Terminata l’esperienza a Napoli si trasferisce alla Fiorentina e sotto la guida di Roberto Mancini, alla sua prima esperienza da allenatore, vince una Coppa Italia. Come ricorda l’attuale commissario tecnico della Nazionale Italiana?
“Quando giocavo, devo ammettere, c’erano giocatori che in campo erano abbastanza ‘antipatici’, tra cui Mancini dal mio punto di vista (ride; ndr). Sul terreno di gioco protestava sempre, mi dava un senso di fastidio, nervosismo. Quando arrivò a Firenze da allenatore non avrei mai immaginato di trovare una persona così preparata, probabilmente era destinato a vestire questo ruolo, lo diceva anche Boskov. Ho visto qualità importantissime, soprattutto nel rapporto con i giocatori, con lo spogliatoio. Ci sono allenatori che arrivano a determinati traguardi, come Mancini con l’Europeo, e altri che pur essendo bravi hanno qualche pecca, qualche limite, come succede tra i calciatori. Robertoè uno di quelli che ha la testa per fare cose meravigliose e infatti lo ha dimostrato alla Fiorentina, vincendo subito la Coppa Italia, all’Inter, in Inghilterra e anche in Nazionale. Lo ricordo con molto affetto, a inizio 2000 ho avuto un periodo complicato e mi è stato molto vicino”.

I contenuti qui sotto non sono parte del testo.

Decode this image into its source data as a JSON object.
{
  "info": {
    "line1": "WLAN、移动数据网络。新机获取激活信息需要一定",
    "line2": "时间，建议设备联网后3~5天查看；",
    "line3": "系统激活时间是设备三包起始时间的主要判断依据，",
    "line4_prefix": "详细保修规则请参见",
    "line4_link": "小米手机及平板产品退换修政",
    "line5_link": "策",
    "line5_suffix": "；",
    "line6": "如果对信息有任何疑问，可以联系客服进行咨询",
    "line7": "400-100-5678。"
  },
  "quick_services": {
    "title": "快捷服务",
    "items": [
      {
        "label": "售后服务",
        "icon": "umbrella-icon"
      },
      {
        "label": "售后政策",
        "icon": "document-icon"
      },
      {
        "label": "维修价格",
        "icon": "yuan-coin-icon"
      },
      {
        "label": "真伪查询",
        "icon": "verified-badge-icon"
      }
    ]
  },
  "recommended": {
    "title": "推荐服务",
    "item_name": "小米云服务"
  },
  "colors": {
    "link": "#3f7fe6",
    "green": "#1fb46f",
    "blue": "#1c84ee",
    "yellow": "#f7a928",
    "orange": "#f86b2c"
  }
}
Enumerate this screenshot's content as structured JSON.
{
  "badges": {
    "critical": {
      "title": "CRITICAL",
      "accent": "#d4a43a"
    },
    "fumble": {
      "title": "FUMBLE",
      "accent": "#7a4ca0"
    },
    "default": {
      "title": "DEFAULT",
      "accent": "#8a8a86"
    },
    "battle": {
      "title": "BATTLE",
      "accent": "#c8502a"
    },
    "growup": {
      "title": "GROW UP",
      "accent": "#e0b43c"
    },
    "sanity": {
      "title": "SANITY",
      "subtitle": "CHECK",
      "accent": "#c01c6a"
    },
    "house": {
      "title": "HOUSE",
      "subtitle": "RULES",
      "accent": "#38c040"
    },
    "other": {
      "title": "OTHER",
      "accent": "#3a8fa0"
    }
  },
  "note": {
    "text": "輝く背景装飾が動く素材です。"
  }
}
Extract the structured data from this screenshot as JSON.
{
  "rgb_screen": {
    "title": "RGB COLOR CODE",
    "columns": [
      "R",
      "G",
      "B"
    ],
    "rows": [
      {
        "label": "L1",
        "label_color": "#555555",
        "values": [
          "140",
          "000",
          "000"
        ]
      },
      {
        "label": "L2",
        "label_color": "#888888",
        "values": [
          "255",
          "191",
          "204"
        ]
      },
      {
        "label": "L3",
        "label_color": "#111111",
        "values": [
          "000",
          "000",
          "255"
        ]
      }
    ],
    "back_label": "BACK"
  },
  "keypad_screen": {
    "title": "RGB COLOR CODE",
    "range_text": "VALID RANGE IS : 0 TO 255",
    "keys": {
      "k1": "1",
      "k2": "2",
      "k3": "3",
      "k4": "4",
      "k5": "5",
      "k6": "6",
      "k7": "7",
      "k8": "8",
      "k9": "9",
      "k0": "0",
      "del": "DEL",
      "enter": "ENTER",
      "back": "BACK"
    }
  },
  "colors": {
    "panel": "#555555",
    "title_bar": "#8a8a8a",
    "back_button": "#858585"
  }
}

Nel corso di un’intervista rilasciata a Sportweek, Mancini ha spiegato di avere sognato la vittoria del Mondiale in finale contro il Brasile per 1-0. Crede che gli Azzurri possano dire la loro anche in questo 2022?
“L’Italia è una buonissima squadra proprio grazie a Mancini.Arrivavamo da anni disastrosi e il mister è riuscito a rimettere in piedi il sistema, senza paura di schierare i più giovani o chi non ha molto spazio nel club di appartenenza. Sa individuare il talento, conosce benissimo la materia: è stato anche un gradissimo calciatore. Magari il Mondiale non si vince, ma gli Azzurri faranno paura a tutti. Riusciranno a esprimere il miglior gioco, sono convinto che si possa fare davvero molto bene”.
Tornando a Firenze, come vede la squadra di Vincenzo Italiano?
“Mi piace tantissimo, è allenata davvero bene. Gli allenatori determinano i risultati e Italiano è uno di questi. Ha il proprio credo, le proprie idee, e penso sia l’uomo giusto per guidare questa squadra. Sono giovani e ambizioni, possono crescere molto”
Pensa sia ancora presto per tornare a disputare una competizione europea oppure la Fiorentina è tra le favorite per un posto tra le prime sette?
“C’è una concorrenza agguerrita ed è difficile, credo però possano giocarsela. Dipenderà anche da questo calciomercato, sarà importante non perdere giocatori importanti e magari individuare alcuni profili interessanti in mood di rafforzare ulteriormente la rosa. La Fiorentina può dire la sua”.